The Washington Post reported on Thursday that a group of billionaires and business titans privately pressured New York City Mayor Eric Adams (D) to send police to disperse pro-Palestinian protestors at Columbia University. The elite group held a Zoom video call on April 6 with Adams, about a week after the mayor sent New York police to the campus, the newspaper reported.
Jon Jeter, an author and journalist, sat down with Sputnik’s The Critical Hour on Friday. Jeter told the show’s hosts that he finds it “ironic” the US has “Black mayors in the biggest cities in the country”, and yet their approval ratings are “in the toilet”.
According to a recent poll, only 16% of likely voters in NYC would vote for Adams in the next election, and two-thirds say they would vote for someone else.
“Why? Because they're taking their cues from the business class, the corporate class. We know this explicitly with Eric Adams. We can assume that's the case with [Chicago Mayor] Brandon Johnson as well, and the people are rejecting it out there,” said Jeter.
Following his first year in office, Johnson has slammed into a net approval rating of -29% with only 28% of likely voters saying they approve of his performance in office, and a majority (57%) saying they disapprove and 41% strongly disapprove.
“All of these Black mayors, they are first and foremost employees of the corporate class, the CEO class in the cities where they function. None more so than Eric Adams, who I think we can do a whole show on how Eric Adams carries water with this neoliberal elite,” he added.
“And, by the way, his policies are neoliberal to the core and they are prescriptions which are only digging a deeper hole for his city,” said Jeter. “And so, they've always taken their orders from this corporate elite. This is business as usual. I'm sure this is not their first time calling Mayor Adams and telling him what to do.”
The report suggests the chat group - titled “Israel Current Events” - which was formed after the October 7th attack, has influenced the highest levels of the Israeli government, the US business world and other elite universities. The report also found that more than a dozen of the roughly 100 members of the group appear on Forbes’s annual list of billionaires.
Prominent figures who appeared in the chat include: “former Starbucks CEO Howard Schultz, Dell founder and CEO Michael Dell, hedge fund manager Bill Ackman and Joshua Kushner, founder of Thrive Capital and brother of Jared Kushner, former president Donald Trump’s son-in-law.” The newspaper adds that the chat was initiated by a staffer for Barry Sternlicht, who never joined the group directly.
“These people who govern us, the ruling class, their misrule is characterized by a lack of new ideas. They don't have any counter arguments anymore. All they know is power. And so all they know is that they elect. They got this man elected,” he added.

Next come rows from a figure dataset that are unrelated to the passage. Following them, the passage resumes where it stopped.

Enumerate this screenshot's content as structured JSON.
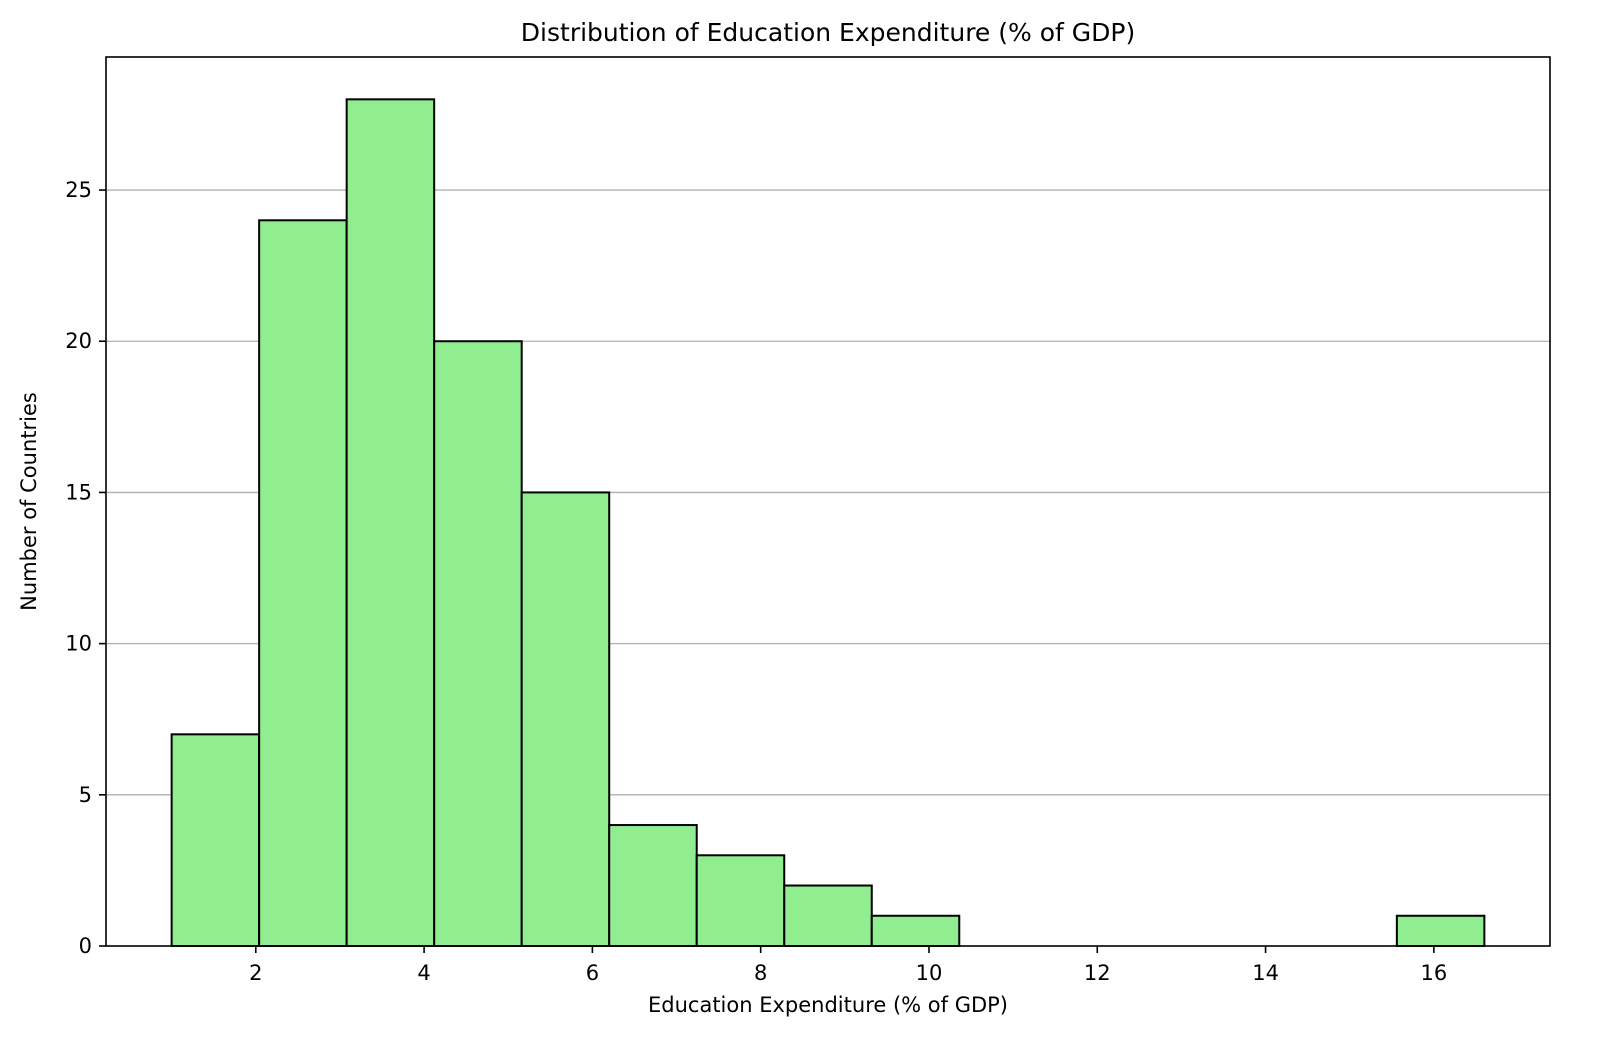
{
  "chart_data": {
    "type": "bar",
    "title": "Distribution of Education Expenditure (% of GDP)",
    "xlabel": "Education Expenditure (% of GDP)",
    "ylabel": "Number of Countries",
    "bins": [
      {
        "start": 1.0,
        "end": 2.04,
        "count": 7
      },
      {
        "start": 2.04,
        "end": 3.08,
        "count": 24
      },
      {
        "start": 3.08,
        "end": 4.12,
        "count": 28
      },
      {
        "start": 4.12,
        "end": 5.16,
        "count": 20
      },
      {
        "start": 5.16,
        "end": 6.2,
        "count": 15
      },
      {
        "start": 6.2,
        "end": 7.24,
        "count": 4
      },
      {
        "start": 7.24,
        "end": 8.28,
        "count": 3
      },
      {
        "start": 8.28,
        "end": 9.32,
        "count": 2
      },
      {
        "start": 9.32,
        "end": 10.36,
        "count": 1
      },
      {
        "start": 10.36,
        "end": 11.4,
        "count": 0
      },
      {
        "start": 11.4,
        "end": 12.44,
        "count": 0
      },
      {
        "start": 12.44,
        "end": 13.48,
        "count": 0
      },
      {
        "start": 13.48,
        "end": 14.52,
        "count": 0
      },
      {
        "start": 14.52,
        "end": 15.56,
        "count": 0
      },
      {
        "start": 15.56,
        "end": 16.6,
        "count": 1
      }
    ],
    "xlim": [
      0.22,
      17.38
    ],
    "ylim": [
      0,
      29.4
    ],
    "xticks": [
      2,
      4,
      6,
      8,
      10,
      12,
      14,
      16
    ],
    "yticks": [
      0,
      5,
      10,
      15,
      20,
      25
    ],
    "grid": "horizontal",
    "legend": "none",
    "colors": {
      "bar_fill": "#90EE90",
      "bar_edge": "#000000",
      "grid": "#b0b0b0"
    }
  }
}
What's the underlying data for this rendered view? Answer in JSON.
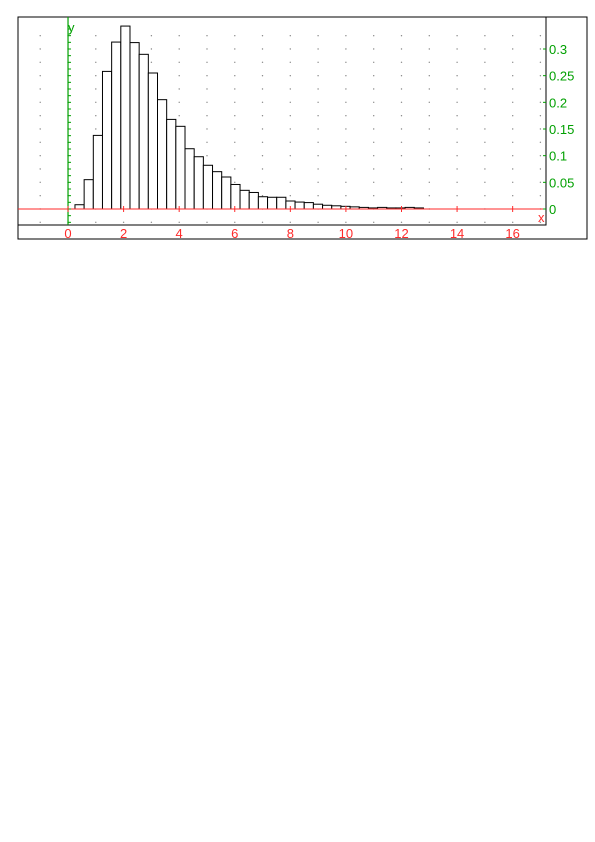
{
  "chart_data": {
    "type": "bar",
    "title": "",
    "xlabel": "x",
    "ylabel": "y",
    "xlim": [
      -1.8,
      17.2
    ],
    "ylim": [
      -0.03,
      0.36
    ],
    "grid": true,
    "xticks": [
      0,
      2,
      4,
      6,
      8,
      10,
      12,
      14,
      16
    ],
    "xtick_labels": [
      "0",
      "2",
      "4",
      "6",
      "8",
      "10",
      "12",
      "14",
      "16"
    ],
    "yticks": [
      0,
      0.05,
      0.1,
      0.15,
      0.2,
      0.25,
      0.3
    ],
    "ytick_labels": [
      "0",
      "0.05",
      "0.1",
      "0.15",
      "0.2",
      "0.25",
      "0.3"
    ],
    "bin_width": 0.33,
    "bins_start": [
      0.25,
      0.58,
      0.91,
      1.24,
      1.57,
      1.9,
      2.23,
      2.56,
      2.89,
      3.22,
      3.55,
      3.88,
      4.21,
      4.54,
      4.87,
      5.2,
      5.53,
      5.86,
      6.19,
      6.52,
      6.85,
      7.18,
      7.51,
      7.84,
      8.17,
      8.5,
      8.83,
      9.16,
      9.49,
      9.82,
      10.15,
      10.48,
      10.81,
      11.14,
      11.47,
      11.8,
      12.13,
      12.46
    ],
    "values": [
      0.008,
      0.055,
      0.138,
      0.258,
      0.313,
      0.343,
      0.312,
      0.29,
      0.255,
      0.205,
      0.168,
      0.155,
      0.113,
      0.098,
      0.082,
      0.07,
      0.06,
      0.046,
      0.035,
      0.031,
      0.023,
      0.022,
      0.022,
      0.015,
      0.013,
      0.012,
      0.009,
      0.007,
      0.006,
      0.005,
      0.004,
      0.003,
      0.002,
      0.003,
      0.002,
      0.002,
      0.003,
      0.002
    ],
    "colors": {
      "x_axis": "#ff2a2a",
      "y_axis": "#00a000",
      "x_tick_labels": "#ff2a2a",
      "y_tick_labels": "#00a000",
      "bars_stroke": "#000000",
      "grid_dots": "#888888",
      "frame": "#000000"
    }
  }
}
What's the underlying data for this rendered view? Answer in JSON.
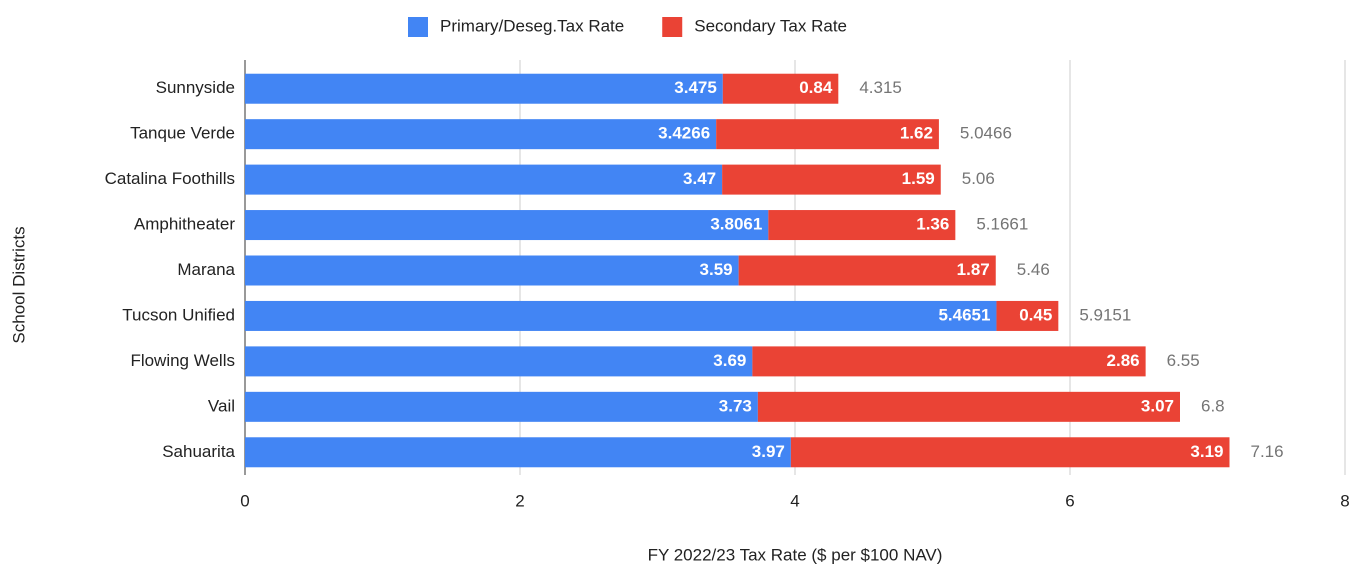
{
  "chart_data": {
    "type": "stacked_bar_horizontal",
    "categories": [
      "Sunnyside",
      "Tanque Verde",
      "Catalina Foothills",
      "Amphitheater",
      "Marana",
      "Tucson Unified",
      "Flowing Wells",
      "Vail",
      "Sahuarita"
    ],
    "series": [
      {
        "name": "Primary/Deseg.Tax Rate",
        "color": "#4285f4",
        "values": [
          3.475,
          3.4266,
          3.47,
          3.8061,
          3.59,
          5.4651,
          3.69,
          3.73,
          3.97
        ]
      },
      {
        "name": "Secondary Tax Rate",
        "color": "#ea4335",
        "values": [
          0.84,
          1.62,
          1.59,
          1.36,
          1.87,
          0.45,
          2.86,
          3.07,
          3.19
        ]
      }
    ],
    "totals": [
      4.315,
      5.0466,
      5.06,
      5.1661,
      5.46,
      5.9151,
      6.55,
      6.8,
      7.16
    ],
    "xlim": [
      0,
      8
    ],
    "xticks": [
      0,
      2,
      4,
      6,
      8
    ],
    "grid": true,
    "x_label": "FY 2022/23 Tax Rate ($ per $100 NAV)",
    "y_label": "School Districts",
    "legend": "top"
  }
}
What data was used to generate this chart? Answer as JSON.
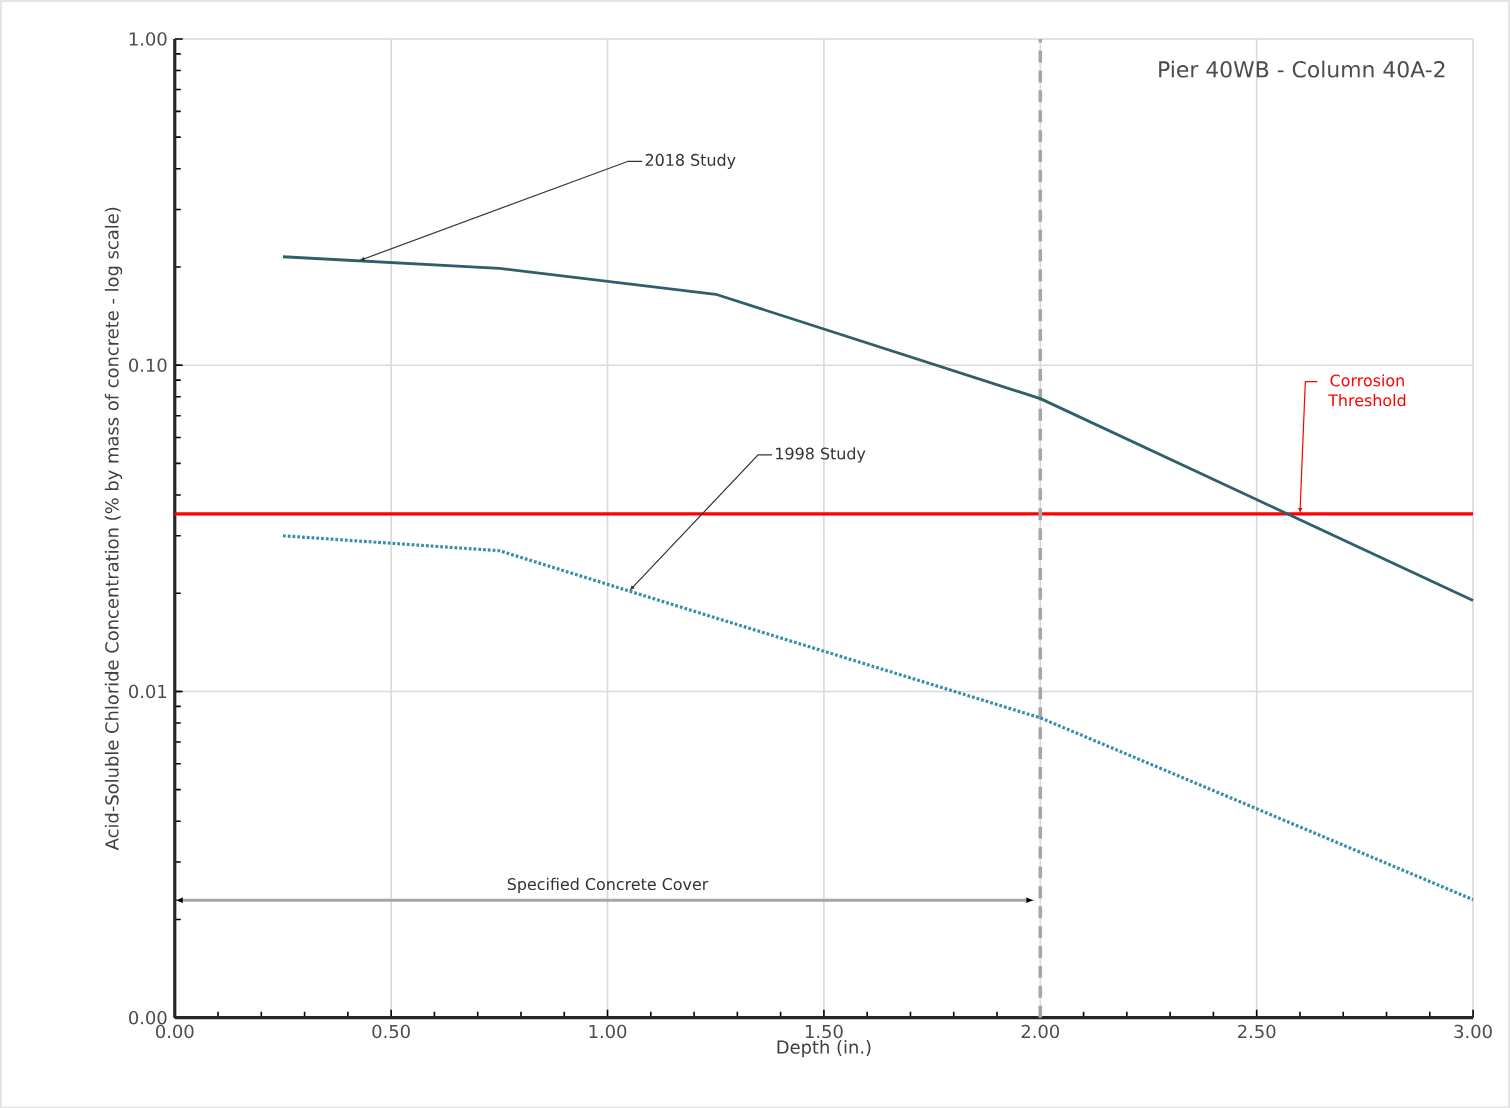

“He's not intellectual. He does exactly what they say. They put ideas in his head because he has none of his own, right. And so this is clearly starting to become problematic, right. Because people are no longer responding, but they don't know what else to do.”
“That's such a big part of this class war ... where race is used to divide the working class,” said Jeter. “Trying to peel off layers of the working class and turn them against each other.”
Just four days after the group chat members held a video call with the NYC mayor, student protestors occupied Hamilton Hall, a campus building, when the school’s president invited police back to clear it. At least 112 were arrested in the process, and police claim that 32 were not affiliated with the school.
More than 34,000 Palestinians have been killed in the Israel-Hamas war, according to the Gaza Ministry of Health. Israel has lost about 1,200 Israelis who were killed by Hamas in the assault in October.